La Joven Moderna in Interwar Argentina
Title | La Joven Moderna in Interwar Argentina PDF eBook |
Author | Cecilia Tossounian |
Publisher | University Press of Florida |
Pages | 185 |
Release | 2019-12-11 |
Genre | History |
ISBN | 1683401255 |
In this book, Cecilia Tossounian reconstructs different representations of modern femininity from 1920s and 1930s Argentina, a complex period in which the country saw prosperity and economic crisis, a growing cosmopolitan population, the emergence of consumer culture, and the development of nationalism. Tossounian analyzes how these popular images of la joven moderna—the modern girl—helped shape Argentina’s emerging national identity. Tossounian looks at visual and written portrayals of young womanhood in magazines, newspapers, pulp fiction, advertisements, music, films, and other media. She identifies and discusses four new types of young urban women: the flapper, the worker, the sportswoman, and the beauty contestant.
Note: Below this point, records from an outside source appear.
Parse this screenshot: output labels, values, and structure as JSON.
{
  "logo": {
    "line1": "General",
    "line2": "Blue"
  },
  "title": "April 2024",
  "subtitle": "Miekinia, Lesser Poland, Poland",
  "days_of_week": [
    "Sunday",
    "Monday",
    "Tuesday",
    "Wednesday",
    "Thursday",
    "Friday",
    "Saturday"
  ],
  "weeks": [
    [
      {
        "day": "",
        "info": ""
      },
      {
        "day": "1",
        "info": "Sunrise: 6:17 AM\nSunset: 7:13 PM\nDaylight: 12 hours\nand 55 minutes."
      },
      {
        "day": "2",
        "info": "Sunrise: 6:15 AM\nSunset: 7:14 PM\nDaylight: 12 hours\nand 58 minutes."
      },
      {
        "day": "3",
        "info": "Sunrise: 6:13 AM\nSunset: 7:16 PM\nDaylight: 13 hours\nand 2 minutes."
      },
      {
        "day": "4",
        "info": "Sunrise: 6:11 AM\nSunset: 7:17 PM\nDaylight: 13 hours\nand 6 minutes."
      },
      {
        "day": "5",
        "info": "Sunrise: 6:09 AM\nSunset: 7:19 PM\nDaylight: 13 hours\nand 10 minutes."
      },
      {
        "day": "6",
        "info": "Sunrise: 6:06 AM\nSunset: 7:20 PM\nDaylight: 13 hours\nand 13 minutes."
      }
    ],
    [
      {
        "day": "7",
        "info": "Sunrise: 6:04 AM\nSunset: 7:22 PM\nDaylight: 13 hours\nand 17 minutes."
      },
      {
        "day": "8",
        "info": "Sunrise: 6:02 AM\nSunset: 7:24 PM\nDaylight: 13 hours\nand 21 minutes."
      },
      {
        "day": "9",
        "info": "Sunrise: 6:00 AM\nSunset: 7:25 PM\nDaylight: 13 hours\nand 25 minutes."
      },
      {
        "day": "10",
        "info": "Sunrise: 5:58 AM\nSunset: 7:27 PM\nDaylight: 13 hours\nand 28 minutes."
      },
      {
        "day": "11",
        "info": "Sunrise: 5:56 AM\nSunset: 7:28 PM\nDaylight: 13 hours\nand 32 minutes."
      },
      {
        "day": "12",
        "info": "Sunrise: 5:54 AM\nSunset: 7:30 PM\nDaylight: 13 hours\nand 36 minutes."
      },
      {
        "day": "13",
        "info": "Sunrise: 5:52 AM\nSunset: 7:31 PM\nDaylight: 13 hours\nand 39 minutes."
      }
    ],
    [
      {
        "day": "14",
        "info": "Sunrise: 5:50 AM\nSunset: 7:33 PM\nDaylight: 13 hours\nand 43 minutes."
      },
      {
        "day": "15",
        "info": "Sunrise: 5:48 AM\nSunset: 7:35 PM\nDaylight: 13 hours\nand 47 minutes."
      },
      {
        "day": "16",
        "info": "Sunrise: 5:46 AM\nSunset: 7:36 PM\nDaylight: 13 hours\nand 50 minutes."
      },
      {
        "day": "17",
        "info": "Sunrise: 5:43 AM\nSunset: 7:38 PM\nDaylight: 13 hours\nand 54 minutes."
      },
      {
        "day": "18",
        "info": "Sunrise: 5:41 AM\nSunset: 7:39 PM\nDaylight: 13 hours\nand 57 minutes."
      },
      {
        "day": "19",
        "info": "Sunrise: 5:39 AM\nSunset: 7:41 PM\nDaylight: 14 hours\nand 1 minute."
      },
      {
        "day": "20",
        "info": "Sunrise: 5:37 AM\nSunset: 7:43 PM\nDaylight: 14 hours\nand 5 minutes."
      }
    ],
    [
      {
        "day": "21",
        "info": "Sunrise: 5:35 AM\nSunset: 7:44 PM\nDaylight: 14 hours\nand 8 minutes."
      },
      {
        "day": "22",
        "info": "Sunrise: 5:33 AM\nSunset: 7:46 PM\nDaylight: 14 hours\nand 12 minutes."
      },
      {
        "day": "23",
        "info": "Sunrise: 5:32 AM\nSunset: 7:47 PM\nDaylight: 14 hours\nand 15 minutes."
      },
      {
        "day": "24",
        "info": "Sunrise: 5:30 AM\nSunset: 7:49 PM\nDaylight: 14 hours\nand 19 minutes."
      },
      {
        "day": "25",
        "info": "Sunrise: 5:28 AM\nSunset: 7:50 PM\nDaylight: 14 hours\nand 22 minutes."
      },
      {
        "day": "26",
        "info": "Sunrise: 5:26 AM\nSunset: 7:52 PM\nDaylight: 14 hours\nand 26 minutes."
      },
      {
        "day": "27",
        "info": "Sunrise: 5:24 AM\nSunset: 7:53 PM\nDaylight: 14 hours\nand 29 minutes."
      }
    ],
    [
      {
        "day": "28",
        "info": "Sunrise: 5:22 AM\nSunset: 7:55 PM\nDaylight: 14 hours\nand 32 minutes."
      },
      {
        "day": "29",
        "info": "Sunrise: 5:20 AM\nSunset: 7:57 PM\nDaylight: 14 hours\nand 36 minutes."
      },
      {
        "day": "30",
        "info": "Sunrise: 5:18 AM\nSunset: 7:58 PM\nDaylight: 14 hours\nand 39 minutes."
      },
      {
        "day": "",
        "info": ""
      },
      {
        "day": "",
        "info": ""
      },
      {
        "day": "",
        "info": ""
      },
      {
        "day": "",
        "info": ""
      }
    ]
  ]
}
She shows that these diverse figures, defined by social class, highlight the tensions between gender, nation, and modernity in interwar Argentina. Arguing that images of modern young women symbolized fears of the country’s moral decadence as well as hopes of national progress and civilization, La Joven Moderna in Interwar Argentina reveals that women were at the center of a public debate about modernity and its consequences. This book highlights the important but underappreciated role of gendered figures and popular culture in the ways Argentine citizens imagined themselves and their country during a formative period of cultural and social renewal.